Configure host overrides in OPNsense Unbound

nas.home        → 192.168.10.20
nextcloud.home  → 192.168.10.10
opnsense.home   → 192.168.1.1

Test from any peer

nslookup nas.home       # → 192.168.10.20
nslookup nextcloud.home # → 192.168.10.10
nslookup google.com     # → still resolves via public DNS

14. OPNsense firewall rules

This is the most commonly missed step. OPNsense blocks all inter-interface traffic by default. Without these rules, routing peer traffic will be silently dropped — even though everything in NetBird is correctly configured.

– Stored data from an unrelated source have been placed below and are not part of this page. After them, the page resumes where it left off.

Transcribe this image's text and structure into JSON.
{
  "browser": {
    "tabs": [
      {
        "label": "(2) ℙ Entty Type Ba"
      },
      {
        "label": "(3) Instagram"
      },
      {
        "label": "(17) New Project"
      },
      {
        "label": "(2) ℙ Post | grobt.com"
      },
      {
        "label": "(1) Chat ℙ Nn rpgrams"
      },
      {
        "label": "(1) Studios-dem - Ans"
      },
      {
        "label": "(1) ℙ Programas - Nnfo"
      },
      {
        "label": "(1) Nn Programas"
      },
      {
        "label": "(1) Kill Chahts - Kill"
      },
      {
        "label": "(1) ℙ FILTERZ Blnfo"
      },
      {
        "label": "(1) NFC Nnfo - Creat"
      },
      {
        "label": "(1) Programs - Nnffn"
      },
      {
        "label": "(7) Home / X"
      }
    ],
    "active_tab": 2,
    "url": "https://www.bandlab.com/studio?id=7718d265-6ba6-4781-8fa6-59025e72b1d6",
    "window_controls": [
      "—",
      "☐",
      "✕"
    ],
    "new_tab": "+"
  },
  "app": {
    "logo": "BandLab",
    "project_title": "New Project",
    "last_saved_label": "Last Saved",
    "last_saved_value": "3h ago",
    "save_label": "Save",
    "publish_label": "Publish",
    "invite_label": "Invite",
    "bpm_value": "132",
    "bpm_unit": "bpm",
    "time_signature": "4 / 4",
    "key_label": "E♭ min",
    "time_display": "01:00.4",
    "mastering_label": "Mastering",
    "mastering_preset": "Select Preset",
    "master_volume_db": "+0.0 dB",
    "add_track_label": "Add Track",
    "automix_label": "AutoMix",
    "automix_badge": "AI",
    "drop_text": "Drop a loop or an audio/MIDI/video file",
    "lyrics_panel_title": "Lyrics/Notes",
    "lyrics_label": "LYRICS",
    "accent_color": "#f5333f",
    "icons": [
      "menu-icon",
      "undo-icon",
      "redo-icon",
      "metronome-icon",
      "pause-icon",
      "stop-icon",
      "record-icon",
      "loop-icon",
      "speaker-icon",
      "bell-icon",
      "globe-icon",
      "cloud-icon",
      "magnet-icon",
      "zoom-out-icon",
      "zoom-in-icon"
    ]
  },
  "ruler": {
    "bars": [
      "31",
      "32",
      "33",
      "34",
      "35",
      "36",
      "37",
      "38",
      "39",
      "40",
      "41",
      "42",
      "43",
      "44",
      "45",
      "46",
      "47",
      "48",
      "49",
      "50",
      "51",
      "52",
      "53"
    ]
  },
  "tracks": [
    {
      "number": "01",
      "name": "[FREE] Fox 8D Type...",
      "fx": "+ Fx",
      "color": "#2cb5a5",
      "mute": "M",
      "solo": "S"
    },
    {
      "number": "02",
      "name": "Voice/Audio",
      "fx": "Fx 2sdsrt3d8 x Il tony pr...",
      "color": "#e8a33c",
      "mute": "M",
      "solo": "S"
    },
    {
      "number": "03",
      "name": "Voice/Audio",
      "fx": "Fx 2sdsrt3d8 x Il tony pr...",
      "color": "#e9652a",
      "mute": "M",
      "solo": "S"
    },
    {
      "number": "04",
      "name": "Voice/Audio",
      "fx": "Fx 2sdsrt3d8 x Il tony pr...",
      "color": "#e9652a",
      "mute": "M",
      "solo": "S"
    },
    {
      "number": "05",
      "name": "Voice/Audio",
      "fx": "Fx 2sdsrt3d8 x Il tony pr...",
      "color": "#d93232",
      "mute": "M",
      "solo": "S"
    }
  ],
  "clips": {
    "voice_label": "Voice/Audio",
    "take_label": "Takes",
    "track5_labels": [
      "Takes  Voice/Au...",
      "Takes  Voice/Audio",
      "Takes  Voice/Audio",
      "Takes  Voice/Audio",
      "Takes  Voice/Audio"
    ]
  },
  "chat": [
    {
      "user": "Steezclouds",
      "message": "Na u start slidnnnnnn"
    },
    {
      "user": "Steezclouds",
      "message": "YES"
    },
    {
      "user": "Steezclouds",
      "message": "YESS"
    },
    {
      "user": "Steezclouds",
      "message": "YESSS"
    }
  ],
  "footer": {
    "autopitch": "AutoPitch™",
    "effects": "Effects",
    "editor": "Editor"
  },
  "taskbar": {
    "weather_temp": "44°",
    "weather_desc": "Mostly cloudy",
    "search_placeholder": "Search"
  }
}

Rule 1 — Allow NetBird peers to reach your subnets

Firewall → Rules → [WireGuard / NetBird interface] → Add rule:

FieldValue
ActionPass
InterfaceWireGuard / NetBird (wg0)
ProtocolAny
Source100.64.0.0/10 — NetBird CGNAT range
Destination192.168.0.0/16 — your homelab subnets

Rule 2 — Exclude NetBird traffic from NAT masquerade

Firewall → NAT → Outbound → switch to Hybrid mode → add a No-NAT rule:

FieldValue
InterfaceLAN (and each VLAN interface)
Source100.64.0.0/10
DestinationYour homelab subnets
TranslationNo NAT
With No NAT in place: internal hosts see the real peer IP (100.64.x.x) and reply to it → OPNsense routes the reply back through WireGuard → the connection completes correctly in both directions.

15. Use cases

Full admin access from anywhere

netbird up
# → Authentik login + MFA
# → full access to 192.168.1.0/24, 192.168.10.0/24, 192.168.20.0/24

ssh user@192.168.10.10   # Raspberry Pi
ssh user@192.168.10.20   # NAS shell

Share Nextcloud with a friend — no client needed

Create a user in Authentik → assign to group guests (synced via JWT) → send them https://cloud.netbird.your-domain.com. They open a browser, log in via Authentik, complete MFA, and access Nextcloud. Nothing installed on their side.

Remote access for family members

Family members install the NetBird client on their phones → authenticate via Authentik → JWT sync assigns them to the family group → they get access to LAN + VLAN 10 only, not the management VLAN or IoT network.